Ich bin schon um 12.30 Uhr in Straßburg im Hotel ’Cap Europe’- 900 Zimmer, 3 Sterne, viel Jugend. Anfahrt, Kongresskosten müssen wir selber tragen und zum Hotel gibt es einen kleinen Zuschuss von den ’Europäischen Grünen’ in Brüssel. Am dritten Tag erfahre ich, wer oder was sich hinter dem Begriff ’Europäische Grüne’ zusammenfindet.

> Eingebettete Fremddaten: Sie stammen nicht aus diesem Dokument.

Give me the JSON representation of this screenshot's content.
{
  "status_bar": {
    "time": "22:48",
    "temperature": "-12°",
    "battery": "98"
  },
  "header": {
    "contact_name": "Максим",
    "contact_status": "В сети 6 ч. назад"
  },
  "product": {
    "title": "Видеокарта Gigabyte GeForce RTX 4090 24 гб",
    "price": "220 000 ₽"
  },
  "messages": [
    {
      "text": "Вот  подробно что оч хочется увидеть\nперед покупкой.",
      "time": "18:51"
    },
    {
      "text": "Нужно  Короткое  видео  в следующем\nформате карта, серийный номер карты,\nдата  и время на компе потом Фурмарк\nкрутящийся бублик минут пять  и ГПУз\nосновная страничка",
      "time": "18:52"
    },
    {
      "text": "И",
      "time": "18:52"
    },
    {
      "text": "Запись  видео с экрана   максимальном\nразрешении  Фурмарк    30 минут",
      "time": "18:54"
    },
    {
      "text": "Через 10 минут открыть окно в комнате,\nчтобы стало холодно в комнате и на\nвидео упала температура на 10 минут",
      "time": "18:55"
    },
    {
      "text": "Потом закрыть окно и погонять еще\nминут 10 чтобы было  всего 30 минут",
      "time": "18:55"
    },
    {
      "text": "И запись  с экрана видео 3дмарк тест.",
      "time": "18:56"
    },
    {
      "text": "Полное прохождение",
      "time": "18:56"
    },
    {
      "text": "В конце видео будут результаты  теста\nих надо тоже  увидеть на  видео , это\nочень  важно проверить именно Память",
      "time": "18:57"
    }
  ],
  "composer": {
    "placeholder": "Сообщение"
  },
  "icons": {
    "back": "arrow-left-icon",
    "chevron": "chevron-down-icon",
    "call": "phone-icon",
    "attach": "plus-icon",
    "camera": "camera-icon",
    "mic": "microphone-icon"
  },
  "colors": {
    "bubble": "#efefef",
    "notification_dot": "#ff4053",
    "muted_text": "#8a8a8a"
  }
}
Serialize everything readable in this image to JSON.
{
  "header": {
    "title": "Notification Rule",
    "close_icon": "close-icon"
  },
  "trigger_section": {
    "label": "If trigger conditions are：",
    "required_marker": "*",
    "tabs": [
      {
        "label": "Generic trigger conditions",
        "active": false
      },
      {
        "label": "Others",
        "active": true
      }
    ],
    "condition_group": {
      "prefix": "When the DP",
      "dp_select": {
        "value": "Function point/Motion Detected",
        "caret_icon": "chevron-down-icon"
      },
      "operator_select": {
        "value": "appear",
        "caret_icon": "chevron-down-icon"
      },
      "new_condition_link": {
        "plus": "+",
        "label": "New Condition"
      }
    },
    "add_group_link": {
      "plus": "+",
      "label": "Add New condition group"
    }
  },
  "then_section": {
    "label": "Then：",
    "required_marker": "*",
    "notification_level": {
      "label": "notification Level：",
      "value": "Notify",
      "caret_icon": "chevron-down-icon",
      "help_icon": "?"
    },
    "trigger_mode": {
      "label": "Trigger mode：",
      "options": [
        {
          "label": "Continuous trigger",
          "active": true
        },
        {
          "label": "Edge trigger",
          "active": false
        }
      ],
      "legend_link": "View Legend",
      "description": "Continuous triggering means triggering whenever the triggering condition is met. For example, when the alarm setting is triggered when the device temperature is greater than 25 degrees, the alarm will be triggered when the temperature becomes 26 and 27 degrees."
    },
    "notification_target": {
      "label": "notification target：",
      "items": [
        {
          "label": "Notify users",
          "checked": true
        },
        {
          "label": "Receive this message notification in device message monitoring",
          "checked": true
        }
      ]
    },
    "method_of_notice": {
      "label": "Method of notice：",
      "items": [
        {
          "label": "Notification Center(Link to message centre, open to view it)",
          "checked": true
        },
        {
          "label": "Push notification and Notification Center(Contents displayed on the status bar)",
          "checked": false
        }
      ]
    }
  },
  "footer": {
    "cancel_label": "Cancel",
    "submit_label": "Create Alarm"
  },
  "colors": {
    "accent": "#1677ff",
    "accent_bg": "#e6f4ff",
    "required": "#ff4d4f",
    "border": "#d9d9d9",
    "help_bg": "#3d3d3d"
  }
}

Das Hotel ist ok. Ich entscheide für mich, dass ich bei diesem Ausflug wunderbar testen kann, wie anpassungsfähig ich noch bin. Nach der ersten Nacht fallen mir morgens die Übungen zum Zurechtrücken der Wirbelsäule von Anka – Physiotherapeutin – ein: liegend Kopf zur einen Seite und die angewinkelten Beine entspannt zur anderen Seite fallen lassen und dem Rücken Zeit zur Entspannung lassen. Funktioniert!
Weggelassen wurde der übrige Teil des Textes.